Poco mosso il gas naturale Usa, a $ 2,756 (+ 0,15%).
Oro a $ 2.661, in leggero ribasso (– 0,26%).C
Spread a 131,7 bp.
Ieri è stato una giornata non semplice per i bond: i dati americani di venerdì, infatti, hanno confermato il buon andamento dell’economia USA, con il lavoro che ha creato oltre 254.000 nuovi occupati: non solo l’hard landing pare definitivamente allontanarsi, ma anche il soft landing sembra un’ipotesi più difficile da realizzarsi. Si torna, quindi, a parlare di no landing: il che significa che la FED potrebbe procedere in maniera più cauta ai futuri tagli. Non a caso, infatti, subito gli analisti hanno ridotti da 9 a 7 le riduzioni da qui a fine 2025. Ecco spiegato il movimento “a ritroso” delle quotazioni obbligazionarie, che hanno fatto salire i rendimenti.

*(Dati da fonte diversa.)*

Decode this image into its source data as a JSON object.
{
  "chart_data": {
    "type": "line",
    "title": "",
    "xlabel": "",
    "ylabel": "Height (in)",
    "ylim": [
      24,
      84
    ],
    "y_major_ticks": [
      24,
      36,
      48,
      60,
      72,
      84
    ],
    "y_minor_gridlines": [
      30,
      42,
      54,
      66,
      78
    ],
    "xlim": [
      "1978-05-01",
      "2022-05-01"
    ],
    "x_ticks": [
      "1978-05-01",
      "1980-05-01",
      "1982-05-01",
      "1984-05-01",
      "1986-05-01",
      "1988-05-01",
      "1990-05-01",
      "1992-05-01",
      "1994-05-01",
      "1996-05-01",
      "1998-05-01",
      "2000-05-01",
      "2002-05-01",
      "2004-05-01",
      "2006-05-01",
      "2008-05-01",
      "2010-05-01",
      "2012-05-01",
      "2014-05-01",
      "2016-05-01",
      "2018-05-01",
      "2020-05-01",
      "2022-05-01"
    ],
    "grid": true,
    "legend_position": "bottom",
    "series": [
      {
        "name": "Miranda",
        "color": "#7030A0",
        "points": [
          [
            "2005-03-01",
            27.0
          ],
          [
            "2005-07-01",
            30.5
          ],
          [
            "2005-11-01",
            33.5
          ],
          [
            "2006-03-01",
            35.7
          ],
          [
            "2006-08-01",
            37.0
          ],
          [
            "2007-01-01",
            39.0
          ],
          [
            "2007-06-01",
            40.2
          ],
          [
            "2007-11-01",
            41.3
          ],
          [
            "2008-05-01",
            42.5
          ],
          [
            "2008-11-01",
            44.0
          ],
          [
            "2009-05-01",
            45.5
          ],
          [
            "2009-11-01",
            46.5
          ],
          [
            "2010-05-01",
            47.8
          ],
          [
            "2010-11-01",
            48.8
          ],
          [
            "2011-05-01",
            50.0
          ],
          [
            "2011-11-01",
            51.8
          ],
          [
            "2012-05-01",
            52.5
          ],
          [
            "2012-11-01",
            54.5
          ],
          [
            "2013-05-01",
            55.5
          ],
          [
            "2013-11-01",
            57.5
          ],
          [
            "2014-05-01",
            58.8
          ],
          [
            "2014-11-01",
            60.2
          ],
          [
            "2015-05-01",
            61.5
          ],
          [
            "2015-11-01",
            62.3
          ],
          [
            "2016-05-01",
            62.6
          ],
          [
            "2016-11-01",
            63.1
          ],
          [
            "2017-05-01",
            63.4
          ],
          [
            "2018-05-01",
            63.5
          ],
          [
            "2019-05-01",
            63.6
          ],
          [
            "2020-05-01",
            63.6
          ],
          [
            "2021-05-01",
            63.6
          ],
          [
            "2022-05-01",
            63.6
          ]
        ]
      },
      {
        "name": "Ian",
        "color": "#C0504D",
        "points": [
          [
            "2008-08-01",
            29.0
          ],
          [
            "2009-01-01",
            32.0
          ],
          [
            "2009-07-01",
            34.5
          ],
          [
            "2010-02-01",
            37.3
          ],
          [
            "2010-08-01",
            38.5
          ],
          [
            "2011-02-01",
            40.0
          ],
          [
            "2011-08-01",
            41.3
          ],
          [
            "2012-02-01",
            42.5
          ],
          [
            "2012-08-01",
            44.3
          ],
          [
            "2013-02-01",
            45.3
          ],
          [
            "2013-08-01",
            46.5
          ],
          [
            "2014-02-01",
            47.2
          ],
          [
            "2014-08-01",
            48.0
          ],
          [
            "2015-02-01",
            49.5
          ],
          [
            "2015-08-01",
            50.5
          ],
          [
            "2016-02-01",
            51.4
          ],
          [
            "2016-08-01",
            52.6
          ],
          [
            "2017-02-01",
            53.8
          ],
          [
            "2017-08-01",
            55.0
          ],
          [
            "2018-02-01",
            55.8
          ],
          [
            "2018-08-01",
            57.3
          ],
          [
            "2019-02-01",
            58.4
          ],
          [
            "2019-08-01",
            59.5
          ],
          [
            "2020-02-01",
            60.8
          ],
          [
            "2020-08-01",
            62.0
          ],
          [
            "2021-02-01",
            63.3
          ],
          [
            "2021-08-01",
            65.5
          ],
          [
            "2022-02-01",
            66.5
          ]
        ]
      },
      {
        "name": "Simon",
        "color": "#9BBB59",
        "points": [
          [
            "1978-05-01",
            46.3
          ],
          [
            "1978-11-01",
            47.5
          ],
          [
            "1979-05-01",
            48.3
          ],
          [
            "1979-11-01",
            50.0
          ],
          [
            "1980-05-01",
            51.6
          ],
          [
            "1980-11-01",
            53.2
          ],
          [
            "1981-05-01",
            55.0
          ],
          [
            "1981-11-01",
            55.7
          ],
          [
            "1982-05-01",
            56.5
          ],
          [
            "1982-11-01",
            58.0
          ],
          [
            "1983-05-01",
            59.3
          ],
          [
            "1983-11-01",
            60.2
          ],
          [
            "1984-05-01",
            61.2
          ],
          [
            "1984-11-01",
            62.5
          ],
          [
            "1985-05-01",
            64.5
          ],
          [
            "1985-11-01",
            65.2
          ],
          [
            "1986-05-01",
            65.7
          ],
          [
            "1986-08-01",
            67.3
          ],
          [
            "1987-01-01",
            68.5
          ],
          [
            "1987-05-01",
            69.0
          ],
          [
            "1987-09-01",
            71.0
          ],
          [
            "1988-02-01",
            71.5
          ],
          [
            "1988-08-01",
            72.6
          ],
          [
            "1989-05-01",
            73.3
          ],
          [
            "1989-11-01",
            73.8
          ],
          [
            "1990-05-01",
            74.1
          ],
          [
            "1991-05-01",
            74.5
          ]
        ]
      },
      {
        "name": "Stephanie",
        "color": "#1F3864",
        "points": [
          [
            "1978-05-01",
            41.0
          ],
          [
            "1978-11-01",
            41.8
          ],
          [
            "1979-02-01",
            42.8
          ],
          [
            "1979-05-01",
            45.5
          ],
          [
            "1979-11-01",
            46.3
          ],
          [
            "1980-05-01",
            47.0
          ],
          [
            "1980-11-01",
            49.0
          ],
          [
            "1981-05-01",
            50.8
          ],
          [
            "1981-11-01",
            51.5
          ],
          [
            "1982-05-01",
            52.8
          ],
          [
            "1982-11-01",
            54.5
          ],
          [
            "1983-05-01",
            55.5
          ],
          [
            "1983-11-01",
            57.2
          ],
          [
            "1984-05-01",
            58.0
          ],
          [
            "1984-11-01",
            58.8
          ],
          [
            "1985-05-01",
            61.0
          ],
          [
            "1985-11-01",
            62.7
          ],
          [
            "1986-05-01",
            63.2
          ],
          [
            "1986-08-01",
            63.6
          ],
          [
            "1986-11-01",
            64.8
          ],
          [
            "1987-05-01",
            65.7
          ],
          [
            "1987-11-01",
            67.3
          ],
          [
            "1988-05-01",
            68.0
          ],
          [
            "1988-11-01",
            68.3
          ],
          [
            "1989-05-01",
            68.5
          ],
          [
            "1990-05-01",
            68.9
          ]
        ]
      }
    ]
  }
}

BTP che sono tornati, pertanto, al 4,57%.
Bund al 2,26%.
Più ampio il movimento sui treasury USA, che, infatti, sono tornati a “valicare” la soglia psicologica del 4% (4,026).
€/$ sempre sotto 1,10 (1,0988).
Bitcoin che riparte da $ 62.745.
Ps: a Rio de Janeiro è stato rieletto, come sindaco della città, Eduardo Paes. La sua campagna elettorale? Molto semplice: gratis a tutti il nuovo farmaco per dimagrire. Si tratta del Czempic, prodotto da una molecola brevettata dall’azienda danese Novo Nordisk. In realtà si tratta di un medicinale per il diabete, che induce al senso di sazietà e, quindi, riduce la fame. In molti Paesi inizia, quindi, ad essere prescritto anche per le cure contro l’obesità o per dimagrire. E in Brasile l’obesità è sempre più diffusa. Senz’altro il suo prezzo non è alla portata di tutti: basti pensare che da noi il Czempic costa circa € 117 per ogni “pennetta”. Perché sia efficace ne servono almeno 4 al mese: in altre parole € 468 al mese. Se non sono pochi per noi, figuriamoci per un cittadino carioca. E quindi Czempic gratis per tutti (almeno a Rio).